The examiner in support of his position referred generally to the disclosure of the patent to Price stating that the differences between the device there disclosed and the device here involved were not too radical, and therefore appellant should specifically recite in his claims all of the essential features which distinguish his structure over the structure of the prior art.


Appellant states in his brief that "Claims have been allowed which define the details of construction, particularly the precise form of the diaphragm and valve structure, including the two chambers 23 and 19, the diaphragm 20 between them, and the connections to atmosphere." Appellant contends, however, that the allowed claims include but one form of appellant's invention and alleges that the appealed claims should not be limited, as the tribunals of the Patent Office have done by their concurring decision, to the details of construction of elements of a secondary nature, for the reason that others would be able to change the form of a secondary element to avoid appellant's claims and at the same time to employ the inventive features defined by the appealed claims.

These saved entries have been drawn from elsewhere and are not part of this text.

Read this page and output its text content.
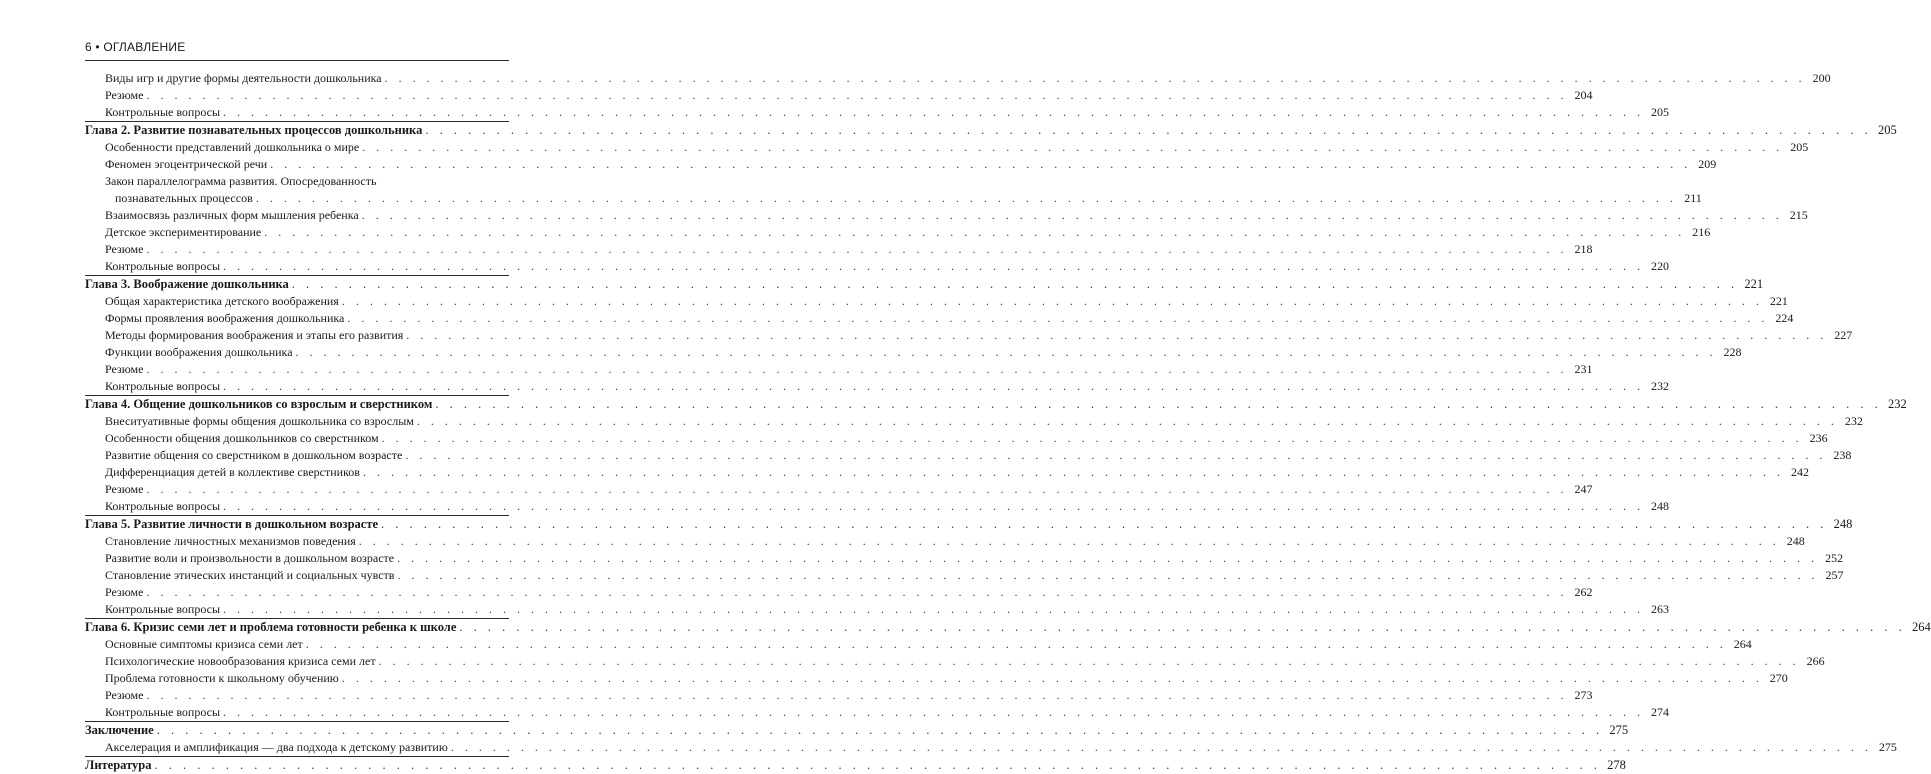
6 • ОГЛАВЛЕНИЕ
Виды игр и другие формы деятельности дошкольника . . .	200
Резюме . . .	204
Контрольные вопросы . . .	205
Глава 2. Развитие познавательных процессов дошкольника . . .	205
Особенности представлений дошкольника о мире . . .	205
Феномен эгоцентрической речи . . .	209
Закон параллелограмма развития. Опосредованность
познавательных процессов . . .	211
Взаимосвязь различных форм мышления ребенка . . .	215
Детское экспериментирование . . .	216
Резюме . . .	218
Контрольные вопросы . . .	220
Глава 3. Воображение дошкольника . . .	221
Общая характеристика детского воображения . . .	221
Формы проявления воображения дошкольника . . .	224
Методы формирования воображения и этапы его развития . . .	227
Функции воображения дошкольника . . .	228
Резюме . . .	231
Контрольные вопросы . . .	232
Глава 4. Общение дошкольников со взрослым и сверстником . . .	232
Внеситуативные формы общения дошкольника со взрослым . . .	232
Особенности общения дошкольников со сверстником . . .	236
Развитие общения со сверстником в дошкольном возрасте . . .	238
Дифференциация детей в коллективе сверстников . . .	242
Резюме . . .	247
Контрольные вопросы . . .	248
Глава 5. Развитие личности в дошкольном возрасте . . .	248
Становление личностных механизмов поведения . . .	248
Развитие воли и произвольности в дошкольном возрасте . . .	252
Становление этических инстанций и социальных чувств . . .	257
Резюме . . .	262
Контрольные вопросы . . .	263
Глава 6. Кризис семи лет и проблема готовности ребенка к школе . . .	264
Основные симптомы кризиса семи лет . . .	264
Психологические новообразования кризиса семи лет . . .	266
Проблема готовности к школьному обучению . . .	270
Резюме . . .	273
Контрольные вопросы . . .	274
Заключение . . .	275
Акселерация и амплификация — два подхода к детскому развитию . . .	275
Литература . . .	278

Appellant in contending that the specific construction defined by the allowed claims includes but one form of his invention, has not successfully controverted the concurring decisions of the tribunals of the Patent Office to the effect that the appealed claims should include therein limitations which define in positive terms, whether broad or specific, that structure upon which appellant relies as the essential feature of his invention.


We have examined with care all of the arguments and authorities presented by counsel for appellant in support of his contentions before this court but we are not convinced thereby that the tribunals of the Patent Office erred in reaching the expressed conclusion that the appealed claims are invalid because they are incomplete.


In view of that conclusion, it is deemed unnecessary to consider other points raised by counsel for appellant, and the decision of the Board of Appeals is affirmed.